Hi everyone,
I’m running into a bit of a strange issue and was hoping someone here might be able to point me in the right direction.
My Home Assistant has been running for about 2–3 years now (on Hyper-V).
For a long time, I had recorder: purge_keep_days: 400 set in my YAML, because I wanted to compare states and interactions across the same time periods over multiple years.
As a result, my database grew quite large — around 120 GB. The automatic backup file was about 32 GB.
System ~160 GB / DB ~120 GB / Backup ~32 GB
I didn’t really have any issues, and the system ran smoothly without any manual intervention. However, I was aware that such a large database could eventually cause problems.
Last year, due to a mistake on my side, I accidentally deleted a whole set of important entities, including their history.
→ No problem, I thought — I had a backup.

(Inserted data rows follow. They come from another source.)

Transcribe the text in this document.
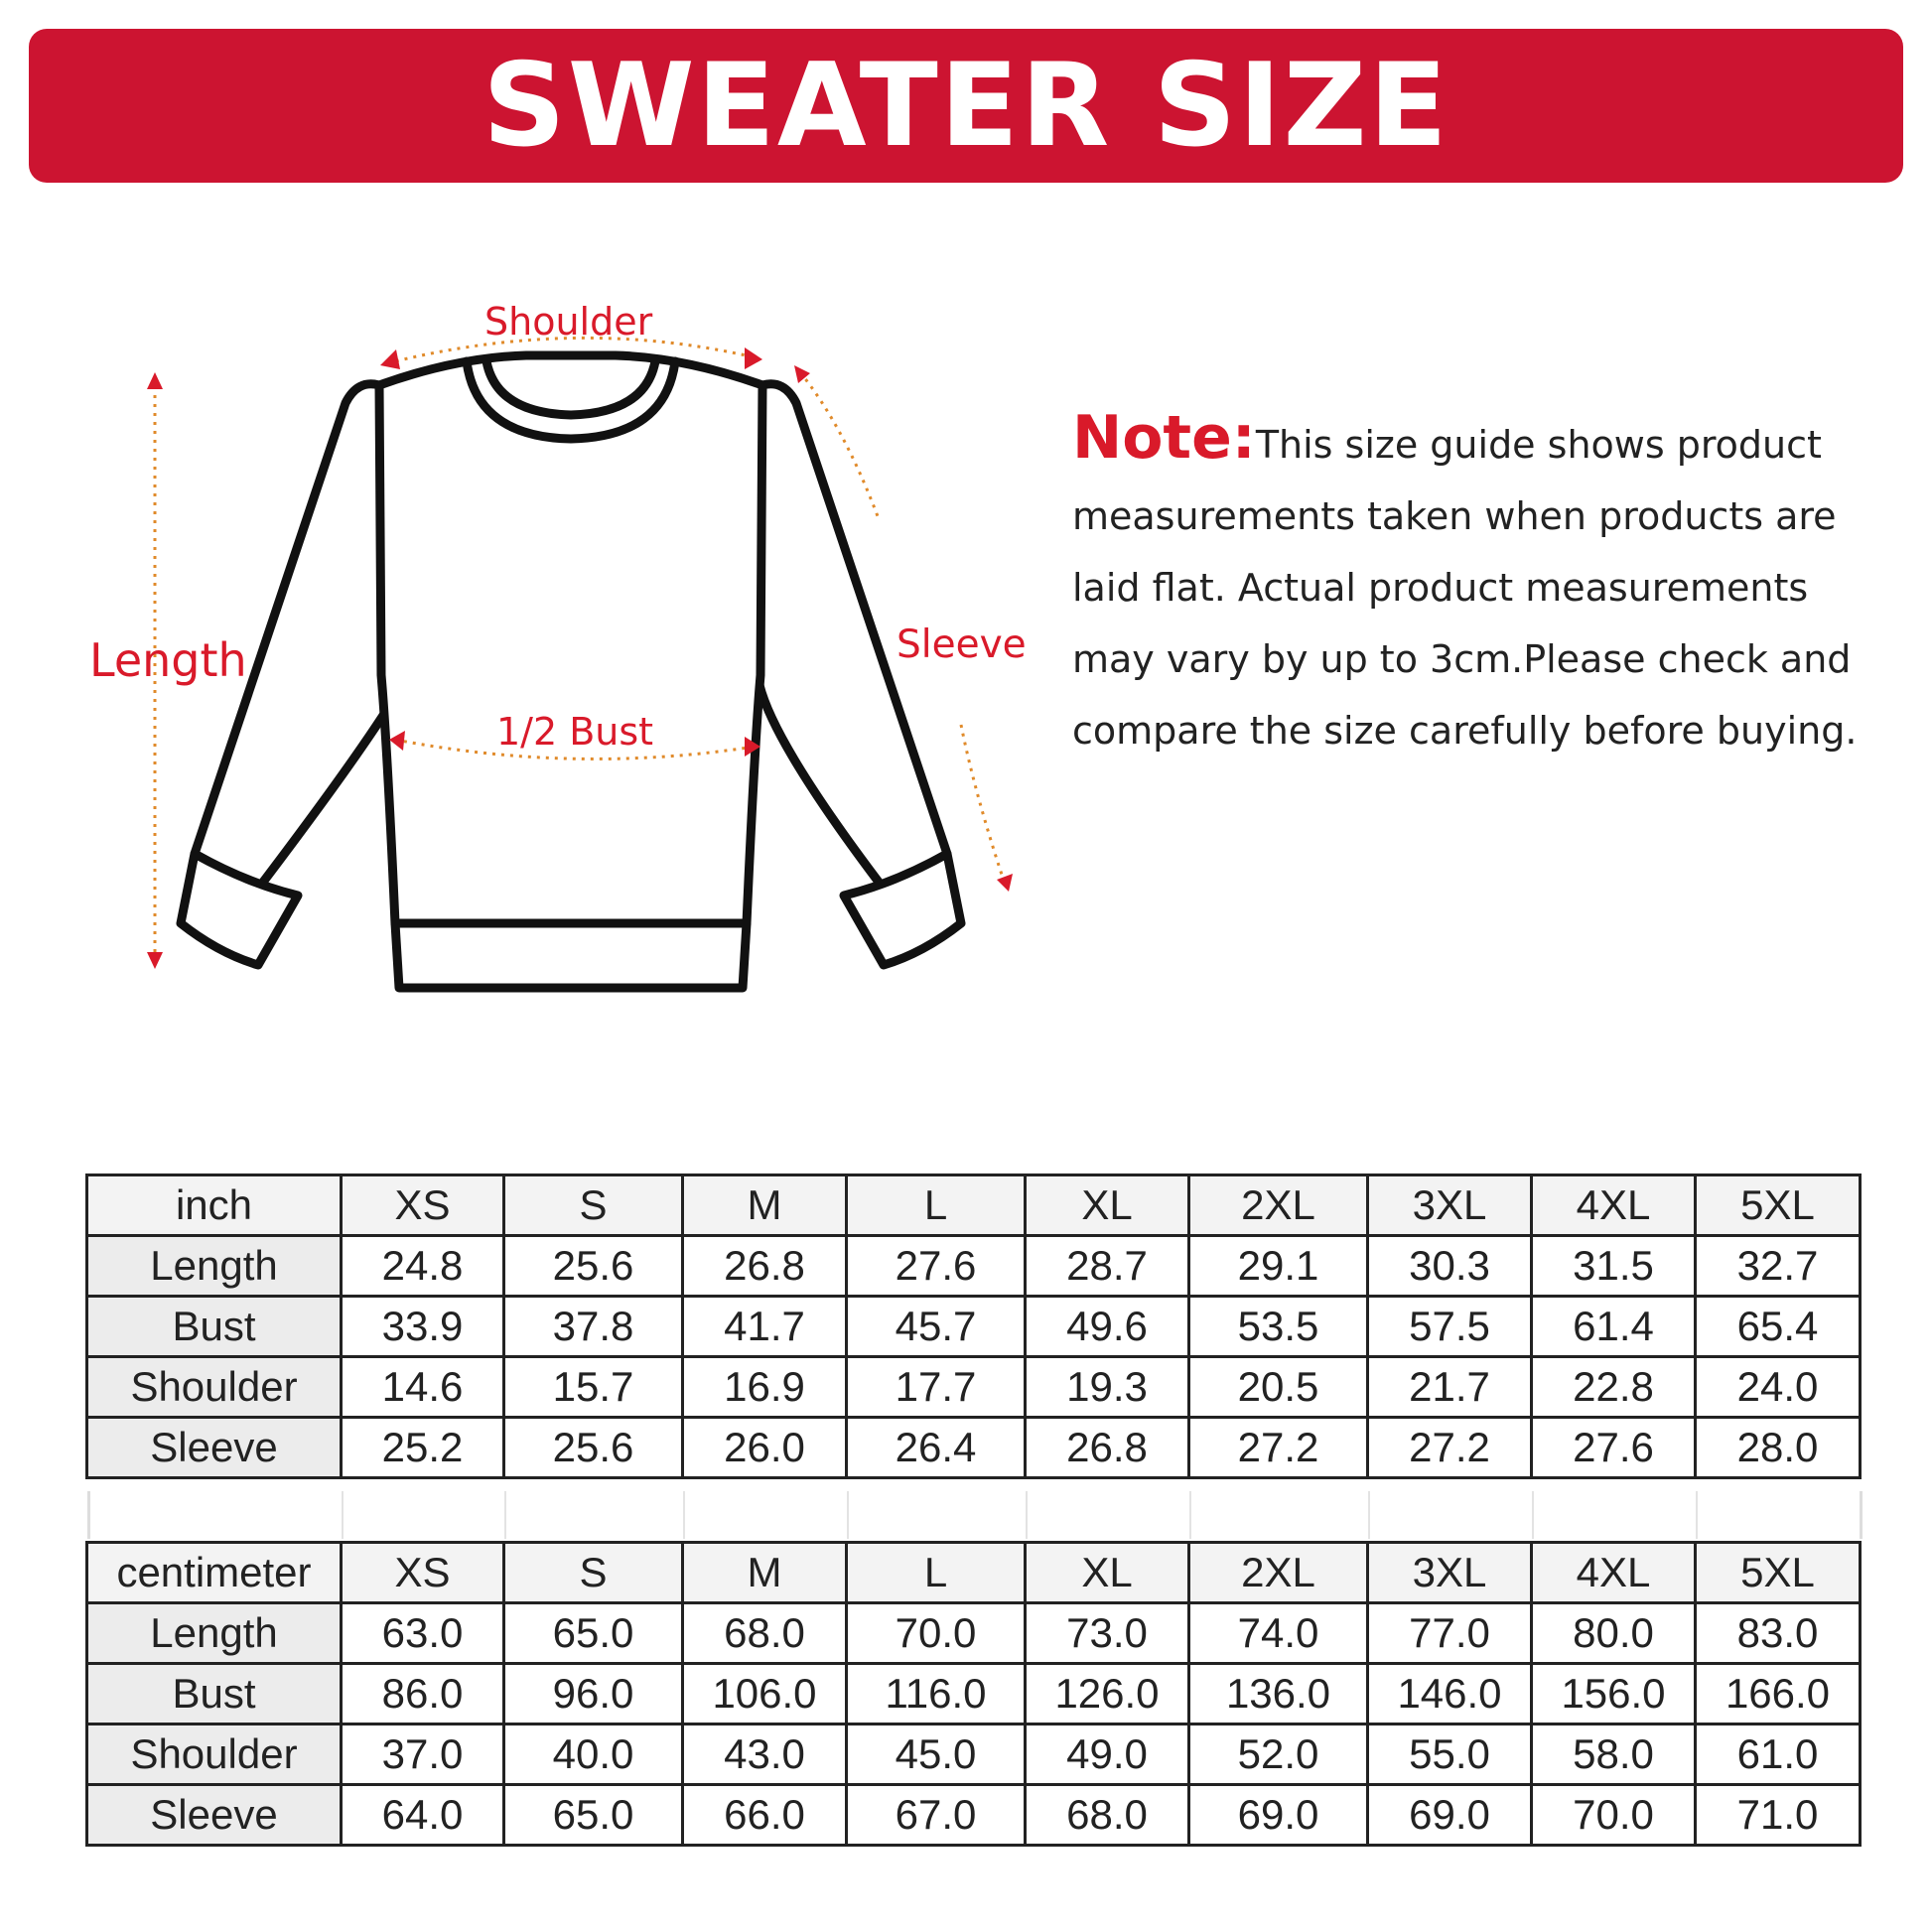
SWEATER SIZE
Shoulder
Length	Sleeve
1/2 Bust
Note:This size guide shows product measurements taken when products are laid flat. Actual product measurements may vary by up to 3cm.Please check and compare the size carefully before buying.
inch	XS	S	M	L	XL	2XL	3XL	4XL	5XL
Length	24.8	25.6	26.8	27.6	28.7	29.1	30.3	31.5	32.7
Bust	33.9	37.8	41.7	45.7	49.6	53.5	57.5	61.4	65.4
Shoulder	14.6	15.7	16.9	17.7	19.3	20.5	21.7	22.8	24.0
Sleeve	25.2	25.6	26.0	26.4	26.8	27.2	27.2	27.6	28.0
centimeter	XS	S	M	L	XL	2XL	3XL	4XL	5XL
Length	63.0	65.0	68.0	70.0	73.0	74.0	77.0	80.0	83.0
Bust	86.0	96.0	106.0	116.0	126.0	136.0	146.0	156.0	166.0
Shoulder	37.0	40.0	43.0	45.0	49.0	52.0	55.0	58.0	61.0
Sleeve	64.0	65.0	66.0	67.0	68.0	69.0	69.0	70.0	71.0
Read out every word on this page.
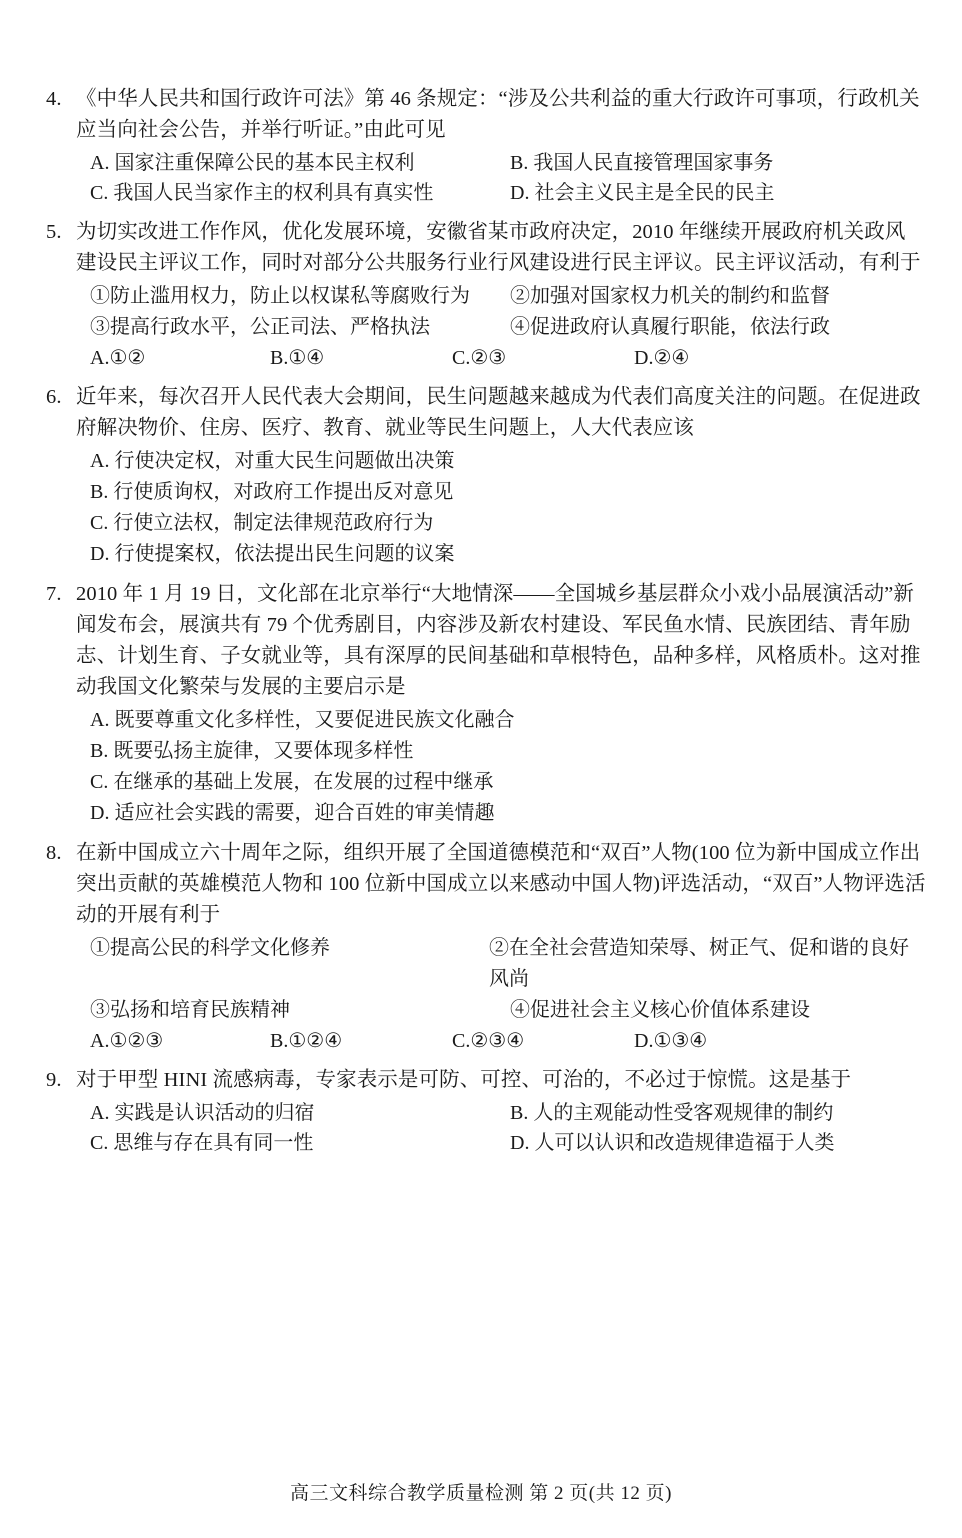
4. 《中华人民共和国行政许可法》第 46 条规定：“涉及公共利益的重大行政许可事项，行政机关应当向社会公告，并举行听证。”由此可见
A. 国家注重保障公民的基本民主权利	B. 我国人民直接管理国家事务
C. 我国人民当家作主的权利具有真实性	D. 社会主义民主是全民的民主
5. 为切实改进工作作风，优化发展环境，安徽省某市政府决定，2010 年继续开展政府机关政风建设民主评议工作，同时对部分公共服务行业行风建设进行民主评议。民主评议活动，有利于
①防止滥用权力，防止以权谋私等腐败行为	②加强对国家权力机关的制约和监督
③提高行政水平，公正司法、严格执法	④促进政府认真履行职能，依法行政
A.①②	B.①④	C.②③	D.②④
6. 近年来，每次召开人民代表大会期间，民生问题越来越成为代表们高度关注的问题。在促进政府解决物价、住房、医疗、教育、就业等民生问题上，人大代表应该
A. 行使决定权，对重大民生问题做出决策
B. 行使质询权，对政府工作提出反对意见
C. 行使立法权，制定法律规范政府行为
D. 行使提案权，依法提出民生问题的议案
7. 2010 年 1 月 19 日，文化部在北京举行“大地情深——全国城乡基层群众小戏小品展演活动”新闻发布会，展演共有 79 个优秀剧目，内容涉及新农村建设、军民鱼水情、民族团结、青年励志、计划生育、子女就业等，具有深厚的民间基础和草根特色，品种多样，风格质朴。这对推动我国文化繁荣与发展的主要启示是
A. 既要尊重文化多样性，又要促进民族文化融合
B. 既要弘扬主旋律，又要体现多样性
C. 在继承的基础上发展，在发展的过程中继承
D. 适应社会实践的需要，迎合百姓的审美情趣
8. 在新中国成立六十周年之际，组织开展了全国道德模范和“双百”人物(100 位为新中国成立作出突出贡献的英雄模范人物和 100 位新中国成立以来感动中国人物)评选活动，“双百”人物评选活动的开展有利于
①提高公民的科学文化修养	②在全社会营造知荣辱、树正气、促和谐的良好风尚
③弘扬和培育民族精神	④促进社会主义核心价值体系建设
A.①②③	B.①②④	C.②③④	D.①③④
9. 对于甲型 HINI 流感病毒，专家表示是可防、可控、可治的，不必过于惊慌。这是基于
A. 实践是认识活动的归宿	B. 人的主观能动性受客观规律的制约
C. 思维与存在具有同一性	D. 人可以认识和改造规律造福于人类
高三文科综合教学质量检测 第 2 页(共 12 页)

Better to lose 2–3 hours of data than the entire history.
Unfortunately (and in hindsight, not surprisingly), I ran into massive problems trying to restore the database.
The backup could neither be restored nor installed into a fresh VM.
Multiple attempts failed, whether the backup was stored locally or on my NAS.
In the end, I manually extracted the .db file from a VM backup and injected it into a new VM.
That worked, but obviously this is not a sustainable long-term solution.
So I decided to finally address the root of the problem.
I discovered long-term statistics and how they are stored, and realized that the coarser intervals are actually sufficient for my use cases.
First steps:
Changed to 90 days: recorder: purge_keep_days: 90
Due to lack of time, I let this run for a while.
A few days ago, I ran the Recorder.purge action with the “repack” option enabled.
The database size dropped to 57 GB.
System ~98 GB / DB ~57 GB / Backup ~29 GB
Unfortunately, the backup file barely changed in size.
Even after running a database “reorg,” things stayed the same.
I still have the problem that I cannot restore this backup.
The Home Assistant server appears to be busy during the restore process, but even after letting it run for 2 days straight, it never comes back. I have to hard-restart it, followed by the message that the restore failed.
Restoring in parts (only apps, only history, etc.) doesn’t work either.
I could probably reduce the retention even further (90 days is still a lot), but I’m afraid that won’t really solve the underlying problem.
To be fair, I do generate a lot of data noise — statistics and values I will most likely never need again.
What really confuses me is the mismatch in size between the database and the backup.
Does anyone have an idea how I can get the backup back to a reasonable size?